Arrays - 2021.2 English

Vitis High-Level Synthesis User Guide (UG1399)

Document ID
UG1399
ft:locale
English (United States)
Release Date
2021-12-15
Version
2021.2 English

Before discussing how the coding style can impact the implementation of arrays after synthesis it is worthwhile discussing a situation where arrays can introduce issues even before synthesis is performed, for example, during C/C++ simulation.

If you specify a very large array, it might cause C/C++ simulation to run out of memory and fail, as shown in the following example:

#include "ap_int.h"
  
  int i, acc; 
  // Use an arbitrary precision type
  ap_int<32>  la0[10000000], la1[10000000]; 
  
  for (i=0 ; i < 10000000; i++) { 
      acc = acc + la0[i] + la1[i]; 
  } 

The simulation might fail by running out of memory, because the array is placed on the stack that exists in memory rather than the heap that is managed by the OS and can use local disk space to grow.

This might mean the design runs out of memory when running and certain issues might make this issue more likely:

  • On PCs, the available memory is often less than large Linux boxes and there might be less memory available.
  • Using arbitrary precision types, as shown above, could make this issue worse as they require more memory than standard C/C++ types.
  • Using the more complex fixed-point arbitrary precision types found in C++ might make the issue of designs running out of memory even more likely as types require even more memory.

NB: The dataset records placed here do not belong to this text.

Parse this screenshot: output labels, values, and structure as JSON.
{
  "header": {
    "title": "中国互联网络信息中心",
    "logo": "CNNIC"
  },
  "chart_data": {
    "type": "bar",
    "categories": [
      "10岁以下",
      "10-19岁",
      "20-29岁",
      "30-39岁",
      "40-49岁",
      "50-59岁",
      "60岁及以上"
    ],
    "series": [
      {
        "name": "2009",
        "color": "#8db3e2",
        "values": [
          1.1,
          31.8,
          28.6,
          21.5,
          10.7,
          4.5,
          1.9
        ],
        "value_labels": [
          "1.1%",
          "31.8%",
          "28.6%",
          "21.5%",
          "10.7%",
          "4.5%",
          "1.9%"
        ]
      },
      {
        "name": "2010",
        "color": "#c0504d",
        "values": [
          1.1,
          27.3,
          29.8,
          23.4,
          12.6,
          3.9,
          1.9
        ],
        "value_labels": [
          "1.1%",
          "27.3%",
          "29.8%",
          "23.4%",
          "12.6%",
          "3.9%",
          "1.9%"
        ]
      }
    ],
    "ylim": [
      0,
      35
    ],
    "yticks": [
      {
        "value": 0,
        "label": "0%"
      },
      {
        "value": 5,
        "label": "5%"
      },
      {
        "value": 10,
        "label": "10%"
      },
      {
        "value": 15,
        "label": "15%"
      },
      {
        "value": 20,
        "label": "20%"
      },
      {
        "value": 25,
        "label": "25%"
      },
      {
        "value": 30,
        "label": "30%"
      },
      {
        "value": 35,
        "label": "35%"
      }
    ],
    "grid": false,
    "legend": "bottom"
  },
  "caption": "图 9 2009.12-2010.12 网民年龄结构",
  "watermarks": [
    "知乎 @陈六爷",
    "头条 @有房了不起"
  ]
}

The standard way to improve memory resources in C/C++ code development is to increase the size of the stack using the linker options such as the following option which explicitly sets the stack size -z stack-size=10485760. This can be applied in Vitis HLS by going to Project Settings > Simulation > Linker flags, or it can also be provided as options to the Tcl commands:

csim_design -ldflags {-z stack-size=10485760} 
cosim_design -ldflags {-z stack-size=10485760} 

In some cases, the machine may not have enough available memory and increasing the stack size does not help.

A solution is to use dynamic memory allocation for simulation but a fixed sized array for synthesis, as shown in the next example. This means that the memory required for this is allocated on the heap, managed by the OS, and which can use local disk space to grow.

A change such as this to the code is not ideal, because the code simulated and the code synthesized are now different, but this might sometimes be the only way to move the design process forward. If this is done, be sure that the C/C++ test bench covers all aspects of accessing the array. The RTL simulation performed by cosim_design will verify that the memory accesses are correct.

#include "ap_int.h"
  
  int i, acc; 
#ifdef __SYNTHESIS__
  // Use an arbitrary precision type & array for synthesis
  ap_int<32>  la0[10000000], la1[10000000]; 
#else 
  // Use an arbitrary precision type & dynamic memory for simulation
 ap_int<int32> *la0 = malloc(10000000  * sizeof(ap_int<32>));
 ap_int<int32> *la1 = malloc(10000000  * sizeof(ap_int<32>));
#endif
  for (i=0 ; i < 10000000; i++) { 
      acc = acc + la0[i] + la1[i]; 
  } 
Note: Only use the __SYNTHESIS__ macro in the code to be synthesized. Do not use this macro in the test bench, because it is not obeyed by C/C++ simulation or C/C++ RTL co-simulation.

Arrays are typically implemented as a memory (RAM, ROM or FIFO) after synthesis. Arrays on the top-level function interface are synthesized as RTL ports that access a memory outside. Internal to the design, arrays sized less than 1024 will be synthesized as FIFO. Arrays sized greater than 1024 will be synthesized into block RAM, LUTRAM, and UltraRAM depending on the optimization settings.

Like loops, arrays are an intuitive coding construct and so they are often found in C/C++ programs. Also like loops, Vitis HLS includes optimizations and directives that can be applied to optimize their implementation in RTL without any need to modify the code.

Cases in which arrays can create issues in the RTL include:

  • Array accesses can often create bottlenecks to performance. When implemented as a memory, the number of memory ports limits access to the data.
  • Some care must be taken to ensure arrays that only require read accesses are implemented as ROMs in the RTL.
Vitis HLS supports arrays of pointers. Each pointer can point only to a scalar or an array of scalars.
Note: Arrays must be sized. The sized arrays are supported including function arguments (the size is ignored by the C++ compiler, but it is used by Vitis HLS), for example: Array[10];. However, unsized arrays are not supported, for example: Array[];.